On 2007-11-27 12:22 pm, Rene Herman wrote:
> Mmm, and now that I look at it again:
>       ampl = 32767.0 / pow(10, -dbfs / 20);
> is the same as:
>          ampl = 32767 * pow(10, dbfs / 20);
> which looks somewhat nicer.

How about a copyright, license, contact and version info,
and a bit of a readme in the header comments ?

I'd like to package it and maybe try to wrap some kind
of simple Qt4 GUI hearing test applet around it, one day.

It would be really cool to have some proggie that could
be run, every 3 months or so, to test ones hearing and
keep the results in SQLite (or online) and also provide
some kind of Jack/ALSA based EQ bias based on the stored
results. Like, ultra cool.

I recently got some good cans and a headphone amp and I
am amazed at what I can now hear, and NOT hear, so it
would be genuinely useful to have a custom EQ thingie
that I could apply to any computer (at least) generated
music that adapted to my failing ears over the years.
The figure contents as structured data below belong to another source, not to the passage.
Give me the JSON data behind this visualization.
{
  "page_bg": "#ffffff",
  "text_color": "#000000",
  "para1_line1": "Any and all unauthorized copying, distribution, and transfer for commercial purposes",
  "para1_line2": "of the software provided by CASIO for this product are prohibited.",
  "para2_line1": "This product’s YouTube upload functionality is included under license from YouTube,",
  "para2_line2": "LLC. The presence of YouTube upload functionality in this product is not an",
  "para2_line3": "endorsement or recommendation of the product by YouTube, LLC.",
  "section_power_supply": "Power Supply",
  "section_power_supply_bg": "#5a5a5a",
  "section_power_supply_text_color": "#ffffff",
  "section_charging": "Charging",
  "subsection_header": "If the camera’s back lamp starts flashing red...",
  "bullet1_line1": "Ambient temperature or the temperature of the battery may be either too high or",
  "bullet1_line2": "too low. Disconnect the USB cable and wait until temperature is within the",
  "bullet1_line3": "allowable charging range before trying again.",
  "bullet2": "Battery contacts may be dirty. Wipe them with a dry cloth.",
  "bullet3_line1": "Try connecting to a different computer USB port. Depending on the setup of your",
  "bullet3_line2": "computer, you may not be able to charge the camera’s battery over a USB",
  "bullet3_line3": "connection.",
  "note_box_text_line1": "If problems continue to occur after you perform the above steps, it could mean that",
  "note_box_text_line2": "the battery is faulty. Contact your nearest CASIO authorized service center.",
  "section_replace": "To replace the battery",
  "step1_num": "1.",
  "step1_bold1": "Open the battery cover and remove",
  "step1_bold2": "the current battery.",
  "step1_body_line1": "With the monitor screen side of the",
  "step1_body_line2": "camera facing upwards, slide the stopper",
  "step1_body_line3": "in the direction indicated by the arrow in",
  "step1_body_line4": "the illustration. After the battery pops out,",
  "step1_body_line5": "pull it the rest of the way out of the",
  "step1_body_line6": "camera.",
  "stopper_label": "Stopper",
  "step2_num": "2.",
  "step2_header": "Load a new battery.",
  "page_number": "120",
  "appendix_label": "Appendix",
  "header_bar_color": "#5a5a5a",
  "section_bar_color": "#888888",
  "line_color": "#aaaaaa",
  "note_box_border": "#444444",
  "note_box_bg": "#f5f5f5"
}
A point is that these kind of "hearing tests" are almost
useless in absolute terms but are indeed meaningful when
tested and accumulated results are compared with for any
particular individual. The consistent mean is to set up
the listening environment to just be able to hear 1khz
at (about, I forget the right level) -50db and then run
the rest of the tests from that reference. As long as
this reference marker is used for each testing session
then the results can be reliable for that individual.